Germans had invaded the Channel Islands on 28th June 1940, and then, handed them over to France. They had little strategic value, but they had symbolic value : the only British territory under Axis occupation. They also served to create bad blood between Britain and France.

On 14th November 1940, the RAF carried a raid against the Renault and Panhart-Levasseur factories, near Paris. However, bad weather led the RAF to accidentally bomb Paris itself, killing thousands. Moreover, a downed British plane crashed on the Eiffel Tower.

France retaliated by launching a terror raid on Plymouth (from Guernesey). This initiated a cycle of terror raids.

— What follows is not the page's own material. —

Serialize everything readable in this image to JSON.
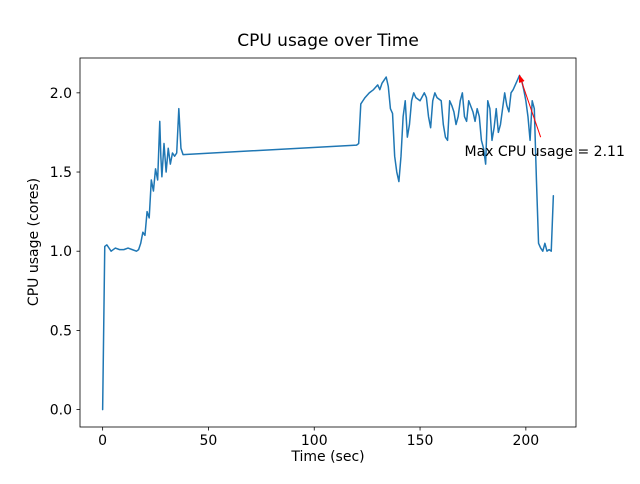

British attacked Brest, Saint-Malo, Le Havre, Caen, Arras, Lille and Calais repeatedly. French did the same on Plymouth, Exeter, Bornemouth, Portsmouth and Canterbury. There were downed pilots lynched by civilians.

The Regia Aeronautica, eager to prove an equal to the Luftwaffe, adopted the same strategy as the Armée de l'Air.

When British met French and Italians on the ground (Axis invasion of Malta and Gibraltar, British liberation of Channel Islands), fighting was actually more ferocious than against Germans.

France and Britain would see each other as perfidious backstabbers and hate each other for decades. Since they had been friends since 1904, there were of course lots of British-French marriages, children and friendships, leading to many personal tragedies.